JL: Yeah, there were a few jitters, mostly about how the fans were going to react. That’s a huge character in the show that wasn’t going to be there. Then you have me dressed up like Nikki Sixx, about as opposite from Lexxi’s look as you can get. I’m sure it was a shock to the fans.
LI: I saw a video from a gig in which Satchel joked that your stage character, Spyder, resembled a version of “Nikki Sixx that had eaten Lexxi Foxx.” Ouch.
JL: It is what it is, and I am who I am. I’ll never be a skinny musician no matter what I do. If Satchel can give Michael Starr shit about eating too much pizza, then I’m definitely going to have to take my lumps. It was actually pretty funny, and we played it off great in the show.

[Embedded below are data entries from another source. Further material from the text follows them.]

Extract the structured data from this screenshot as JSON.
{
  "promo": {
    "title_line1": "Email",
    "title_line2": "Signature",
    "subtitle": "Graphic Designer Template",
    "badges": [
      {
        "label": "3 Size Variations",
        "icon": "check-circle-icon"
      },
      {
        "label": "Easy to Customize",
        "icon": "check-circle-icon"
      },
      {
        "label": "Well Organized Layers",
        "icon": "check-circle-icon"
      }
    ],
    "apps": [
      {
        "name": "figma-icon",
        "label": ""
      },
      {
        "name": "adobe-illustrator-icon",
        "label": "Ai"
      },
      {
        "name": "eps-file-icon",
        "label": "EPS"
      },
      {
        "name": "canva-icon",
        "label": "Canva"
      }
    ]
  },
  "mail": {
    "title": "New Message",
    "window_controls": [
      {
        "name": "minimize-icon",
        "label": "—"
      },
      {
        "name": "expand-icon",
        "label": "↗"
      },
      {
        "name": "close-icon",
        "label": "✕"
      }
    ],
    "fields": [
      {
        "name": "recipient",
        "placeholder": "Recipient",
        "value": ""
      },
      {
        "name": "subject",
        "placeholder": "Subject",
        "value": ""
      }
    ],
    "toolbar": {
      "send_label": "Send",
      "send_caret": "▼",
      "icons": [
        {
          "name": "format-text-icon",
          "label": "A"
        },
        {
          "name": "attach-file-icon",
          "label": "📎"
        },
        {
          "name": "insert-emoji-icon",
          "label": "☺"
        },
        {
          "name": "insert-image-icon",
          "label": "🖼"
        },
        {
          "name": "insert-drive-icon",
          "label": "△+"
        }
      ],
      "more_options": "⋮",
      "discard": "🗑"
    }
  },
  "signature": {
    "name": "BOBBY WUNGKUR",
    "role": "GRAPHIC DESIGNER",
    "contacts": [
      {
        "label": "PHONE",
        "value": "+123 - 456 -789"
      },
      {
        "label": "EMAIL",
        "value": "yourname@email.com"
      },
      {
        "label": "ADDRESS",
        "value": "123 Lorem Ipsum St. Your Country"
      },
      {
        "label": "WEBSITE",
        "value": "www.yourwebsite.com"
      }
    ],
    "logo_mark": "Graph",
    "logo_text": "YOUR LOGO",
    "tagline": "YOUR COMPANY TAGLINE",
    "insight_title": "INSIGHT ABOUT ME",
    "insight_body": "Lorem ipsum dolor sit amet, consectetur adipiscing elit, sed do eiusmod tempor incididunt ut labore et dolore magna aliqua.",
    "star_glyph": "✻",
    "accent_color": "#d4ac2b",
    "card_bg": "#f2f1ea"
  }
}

LI: The onstage banter between band members is always hilarious. Did they want you to contribute, or was it a case of sitting back because keeping up with those guys would be impossible?

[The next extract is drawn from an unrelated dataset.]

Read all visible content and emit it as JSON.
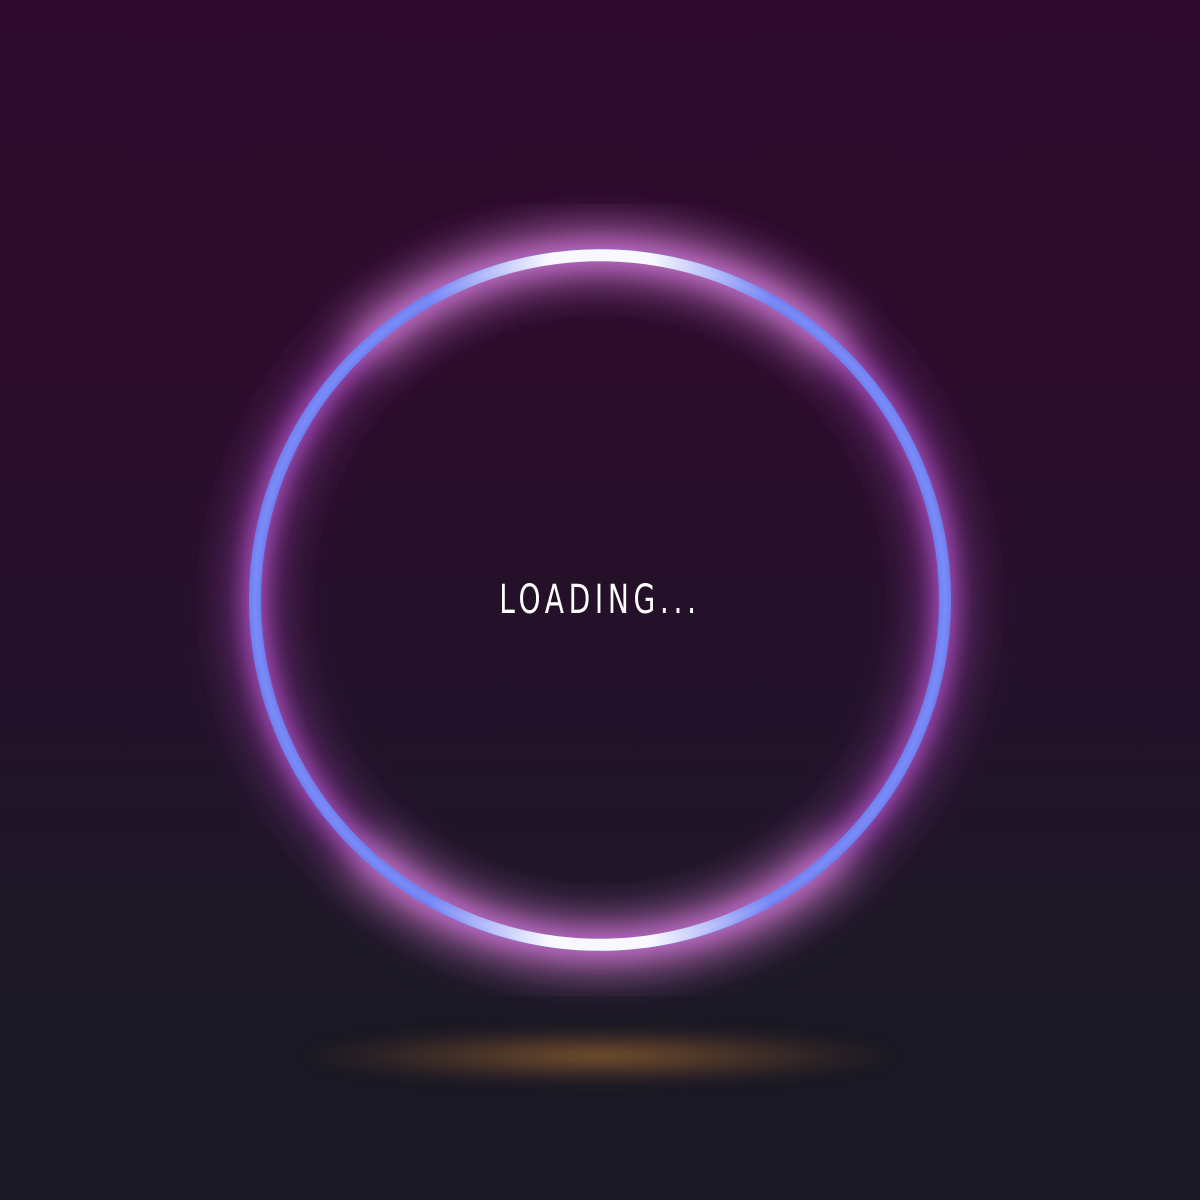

JL: Yeah, there was no reason for me to get involved in the banter. They had it all down. There’s so much improv in their shows that you just have to run with it. All I did in the show was introduce Satchel for his guitar solo. In between songs, I stayed back next to Stix and just complained to him whenever Satchel and Michael Starr would rail on me. (laughs)
LI: So what were the audiences’ reactions to Spyder? Accepting, or did you catch some heat at places?
JL: It was my favorite part of the tour! Getting to watch the audience go from, “Who the hell is this playing bass, and where is Lexxi?” to “You freakin’ rock, dude!” It would take about four or five songs, and then the crowd was totally in to it. But, big kudos to the band. As much as they bagged on me at the start of the show, they also turned it around and made me the hero of the tour for filling in so they didn’t have to cancel it. That helped a lot. And huge thanks to the fans for being so accepting. I know for a lot of them (myself included), Lexxi is their favorite guy in the band. So it was really important to me to put on the best show possible and hope that they still really enjoyed the night.
LI: How did the concept of Spyder come about anyway?
JL: The funny thing about that is, back when I used to fill in with them doing covers only, my Steel Panther stage clothes were kind of a Nikki Sixx style. And, this was way before my band had started Motley Inc., our Motley Crue tribute band. So, the logical thing for me to do for this tour was to just dress in my Nikki Sixx gear for the shows. It worked so well with the Steel Panther vibe, too. So, instead of calling me 6XXX, which is my Motley Inc. name, they called me by my old name from way back when — Spyder. And now I’m going to continue with that with my Motley band. Makes sense — Spyder Sixx. (laughs)
LI: Let’s talk about what went on backstage. (laughs)
JL: Oh gosh, you know we can’t talk about the backstage stuff. (laughs)
LI: OK. How about memorable gigs, then?
JL: The final show of the tour in Kansas City was pretty awesome. Close to 3,000 people, sold out in a killer, three-level theater. But, really, I had a blast on the whole run. Stress and all, every show with them is a total blast.
LI: Do you have a new appreciation for what it takes to BE Steel Panther now?
JL: Yeah, you see it from the stage. They work so hard, and the show is so, so good. But you don’t realize how much physical energy they exert during the show. And then there’s the mental energy it takes to be on top of all of the improv comedy going on, and you have to really be on your toes and paying attention the whole 90 minutes. If you mess up, then you are part of the show and they are going to bag on you big-time. (laughs). But it’s so much fun. There’s no other band or show like it.
LI: Let’s suppose you want to do this again. What would your move be to get Lexxi out of the way so it could happen?
JL: I’d have the tour bus stop at a petting zoo. When Lexxi is distracted, I’d get everyone but him back on the bus and off to the next stop. I’d tell the band that Lexxi quit to work in the petting zoo and the gig was now mine. Now that’s a great idea!